Аннотация научной статьи по искусствоведению, автор научной работы — Мациевский Игорь Владимирович

Традиционная инструментальная музыкальная культура прошла огромный путь эволюции: от простейших синкретических форм палеолита до специализированных форм реализации рафинированных творений профессионального искусства. Проявления древнейших форм музыкального искусства встречаются вплоть до настоящего времени. Среди них звуковые комплексы живой и неживой природы, существующие за сотни миллионов лет до появления человека на Земле. Эоловы арфы и лиры, приспособленные человеком готовые звуковые орудия (флейты полых растений и птичьих костей, каменные барабаны и погремушки, морские раковины), а также специально изготовленные их имитации (типа бычьего рева, жужжалки, вращаемой завывалки и т.п. свободных аэрофонов) и поныне у ряда народов применяются как в архаических формах функционирования (магические акции, изгнание злого духа, устрашение диких зверей и отгон их от стада, приманивание животных при охоте, обрядовая практика и т.д.), так и в музыкальной терапии, детских забавах, игровом музицировании. Связи с физической, биологической музыкой и ее «орудиями» древнейших песен, наигрышей и музыкальных инструментов дают геоантропологическое обоснование многих, не обусловленных иными (стадиальными или миграционными) трактовками, сходных явлений в различных этнических культурах народов мира как в инструментарии, так и по музыкальной стилистике (ритмике, строе, звукорядах, мелодике, структуре) традиционных наигрышей и связанных с ними песен, шествий и танцев.

i Надоели баннеры? Вы всегда можете отключить рекламу.
iНе можете найти то, что вам нужно? Попробуйте сервис подбора литературы.
i Надоели баннеры? Вы всегда можете отключить рекламу.

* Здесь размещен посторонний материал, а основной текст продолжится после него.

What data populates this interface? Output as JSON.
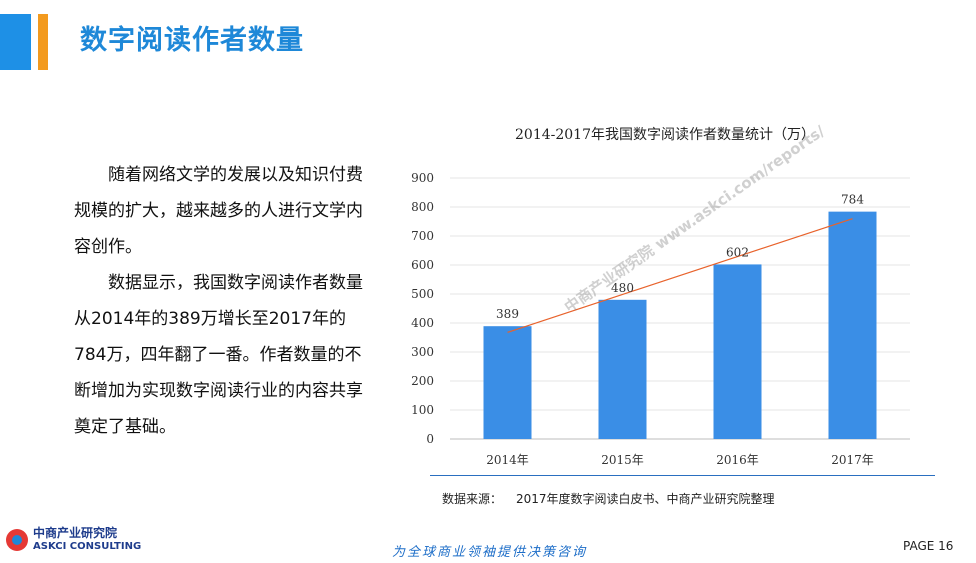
{
  "header": {
    "title": "数字阅读作者数量"
  },
  "body": {
    "paragraphs": [
      "随着网络文学的发展以及知识付费规模的扩大，越来越多的人进行文学内容创作。",
      "数据显示，我国数字阅读作者数量从2014年的389万增长至2017年的784万，四年翻了一番。作者数量的不断增加为实现数字阅读行业的内容共享奠定了基础。"
    ]
  },
  "chart_data": {
    "type": "bar",
    "title": "2014-2017年我国数字阅读作者数量统计（万）",
    "categories": [
      "2014年",
      "2015年",
      "2016年",
      "2017年"
    ],
    "values": [
      389,
      480,
      602,
      784
    ],
    "data_labels": [
      "389",
      "480",
      "602",
      "784"
    ],
    "yticks": [
      "0",
      "100",
      "200",
      "300",
      "400",
      "500",
      "600",
      "700",
      "800",
      "900"
    ],
    "ylim": [
      0,
      900
    ],
    "grid": true,
    "trendline": true,
    "bar_color": "#3a8ee6",
    "trend_color": "#e8622b"
  },
  "source": {
    "label": "数据来源：",
    "text": "2017年度数字阅读白皮书、中商产业研究院整理"
  },
  "footer": {
    "logo_cn": "中商产业研究院",
    "logo_en": "ASKCI CONSULTING",
    "slogan": "为全球商业领袖提供决策咨询",
    "page": "PAGE  16"
  },
  "watermark": {
    "text": "中商产业研究院 www.askci.com/reports/"
  },
  "colors": {
    "accent": "#1e88d8",
    "accent2": "#f39a1e"
  }
}
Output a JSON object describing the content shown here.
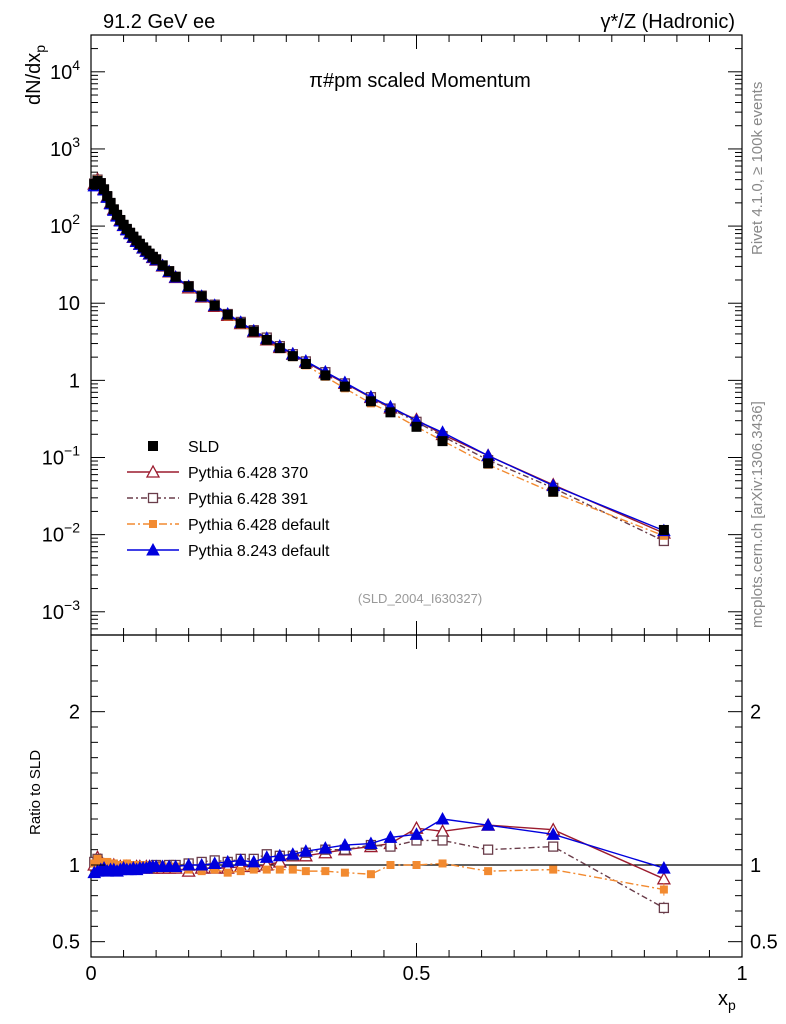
{
  "header": {
    "left_label": "91.2 GeV ee",
    "right_label": "γ*/Z (Hadronic)"
  },
  "side_labels": {
    "top": "Rivet 4.1.0, ≥ 100k events",
    "bottom": "mcplots.cern.ch [arXiv:1306.3436]"
  },
  "chart_data": {
    "type": "line",
    "title": "π#pm scaled Momentum",
    "analysis_tag": "(SLD_2004_I630327)",
    "ylabel": "dN/dx_p",
    "xlabel": "x_p",
    "ratio_ylabel": "Ratio to SLD",
    "xlim": [
      0,
      1
    ],
    "ylim": [
      0.0005,
      30000
    ],
    "yscale": "log",
    "ratio_ylim": [
      0.4,
      2.5
    ],
    "x_ticks": [
      {
        "value": 0,
        "label": "0"
      },
      {
        "value": 0.5,
        "label": "0.5"
      },
      {
        "value": 1,
        "label": "1"
      }
    ],
    "y_ticks": [
      {
        "value": 0.001,
        "base": "10",
        "exp": "−3"
      },
      {
        "value": 0.01,
        "base": "10",
        "exp": "−2"
      },
      {
        "value": 0.1,
        "base": "10",
        "exp": "−1"
      },
      {
        "value": 1,
        "base": "1",
        "exp": ""
      },
      {
        "value": 10,
        "base": "10",
        "exp": ""
      },
      {
        "value": 100,
        "base": "10",
        "exp": "2"
      },
      {
        "value": 1000,
        "base": "10",
        "exp": "3"
      },
      {
        "value": 10000,
        "base": "10",
        "exp": "4"
      }
    ],
    "ratio_ticks": [
      {
        "value": 0.5,
        "label": "0.5"
      },
      {
        "value": 1,
        "label": "1"
      },
      {
        "value": 2,
        "label": "2"
      }
    ],
    "x": [
      0.005,
      0.01,
      0.015,
      0.02,
      0.025,
      0.03,
      0.035,
      0.04,
      0.045,
      0.05,
      0.055,
      0.06,
      0.065,
      0.07,
      0.075,
      0.08,
      0.085,
      0.09,
      0.095,
      0.1,
      0.11,
      0.12,
      0.13,
      0.15,
      0.17,
      0.19,
      0.21,
      0.23,
      0.25,
      0.27,
      0.29,
      0.31,
      0.33,
      0.36,
      0.39,
      0.43,
      0.46,
      0.5,
      0.54,
      0.61,
      0.71,
      0.88
    ],
    "series": [
      {
        "name": "SLD",
        "style": "data",
        "color": "#000000",
        "values": [
          350,
          385,
          360,
          300,
          245,
          200,
          165,
          140,
          120,
          104,
          92,
          82,
          73,
          65,
          59,
          53,
          48,
          44,
          40,
          37,
          31,
          26,
          22,
          16.5,
          12.3,
          9.3,
          7.1,
          5.5,
          4.3,
          3.35,
          2.62,
          2.06,
          1.63,
          1.16,
          0.83,
          0.535,
          0.385,
          0.25,
          0.163,
          0.084,
          0.036,
          0.0115
        ]
      },
      {
        "name": "Pythia 6.428 370",
        "style": "open-triangle",
        "color": "#9b1b2e",
        "ratio": [
          1.0,
          1.05,
          1.03,
          1.0,
          0.98,
          0.99,
          1.0,
          0.99,
          0.99,
          0.98,
          0.99,
          0.99,
          0.98,
          0.99,
          0.99,
          0.98,
          0.99,
          0.99,
          0.98,
          0.98,
          0.98,
          0.98,
          0.98,
          0.96,
          0.98,
          0.98,
          0.98,
          0.99,
          0.99,
          1.0,
          1.02,
          1.06,
          1.06,
          1.08,
          1.1,
          1.12,
          1.14,
          1.24,
          1.22,
          1.26,
          1.23,
          0.91
        ]
      },
      {
        "name": "Pythia 6.428 391",
        "style": "open-square",
        "color": "#6a3d4a",
        "ratio": [
          1.02,
          1.04,
          1.0,
          0.99,
          0.98,
          0.98,
          0.99,
          0.98,
          0.98,
          0.98,
          0.98,
          0.99,
          0.98,
          0.99,
          0.98,
          0.99,
          0.99,
          0.98,
          0.99,
          1.0,
          0.99,
          1.0,
          1.0,
          1.01,
          1.02,
          1.03,
          1.02,
          1.04,
          1.04,
          1.07,
          1.06,
          1.06,
          1.08,
          1.1,
          1.1,
          1.13,
          1.12,
          1.16,
          1.16,
          1.1,
          1.12,
          0.72
        ]
      },
      {
        "name": "Pythia 6.428 default",
        "style": "filled-square-dashdot",
        "color": "#f28a30",
        "ratio": [
          1.01,
          1.04,
          1.02,
          1.01,
          1.02,
          1.01,
          1.01,
          1.0,
          1.0,
          1.0,
          1.01,
          0.99,
          1.0,
          1.0,
          1.0,
          1.0,
          1.0,
          1.0,
          0.99,
          0.99,
          0.99,
          0.98,
          0.99,
          0.97,
          0.96,
          0.97,
          0.95,
          0.96,
          0.97,
          0.97,
          0.97,
          0.97,
          0.96,
          0.96,
          0.95,
          0.94,
          1.0,
          1.0,
          1.01,
          0.96,
          0.97,
          0.84
        ]
      },
      {
        "name": "Pythia 8.243 default",
        "style": "filled-triangle",
        "color": "#0000dd",
        "ratio": [
          0.95,
          0.96,
          0.97,
          0.98,
          0.96,
          0.97,
          0.97,
          0.96,
          0.97,
          0.98,
          0.97,
          0.97,
          0.98,
          0.97,
          0.98,
          0.98,
          0.98,
          0.99,
          0.99,
          0.99,
          0.99,
          0.99,
          0.99,
          1.0,
          1.0,
          1.01,
          1.02,
          1.03,
          1.02,
          1.05,
          1.06,
          1.07,
          1.09,
          1.11,
          1.13,
          1.14,
          1.18,
          1.2,
          1.3,
          1.26,
          1.2,
          0.98
        ]
      }
    ],
    "legend": {
      "placement": "center-left",
      "entries": [
        "SLD",
        "Pythia 6.428 370",
        "Pythia 6.428 391",
        "Pythia 6.428 default",
        "Pythia 8.243 default"
      ]
    }
  }
}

TRADITIONAL INSTRUMENTALISM IN ETHNOHISTORY: BALTO-FINNO-UGRIC AND TURKIC-SLAVIC ASPECTS

Traditional instrumental musical culture has gone a long way of evolution from the simplest syncretic forms of the Paleolithic to specialized forms of realizing refined creations of professional art. Manifestations of the oldest forms of musical art are encountered up to the present time. Among them there are sound complexes of living and inanimate nature, which had existed hundreds of millions of years before the appearance of man on Earth. Aeolian harp and lyre, man-made ready-made sound instruments (flutes of hollow plants and bird bones, stone drums and rattles, sea shells), as well as specially imitated imitations (such as a bovine roar, a buzzing horn, a rotten whine, etc. free aerials) and still in a number of peoples they are used both in archaic forms of function (magical actions, expulsion of the evil spirit, intimidation of wild animals and distilling them from the herd, luring animals during hunting, ritual practice, etc.), and in music therapy, avah, playing music-making. Links with physical, biological music and its “instruments” of the earliest songs, tunes and musical instruments provide a geoanthropological rationale for many similar phenomena in different ethnic cultures of the peoples of the world, which has not been presented by other (stadial or migratory) interpretations, and which takes into consideration both the tools and musical stylistics (rhythm, structure, scales, melody and structure) of traditional jokes and related songs, processions and dances.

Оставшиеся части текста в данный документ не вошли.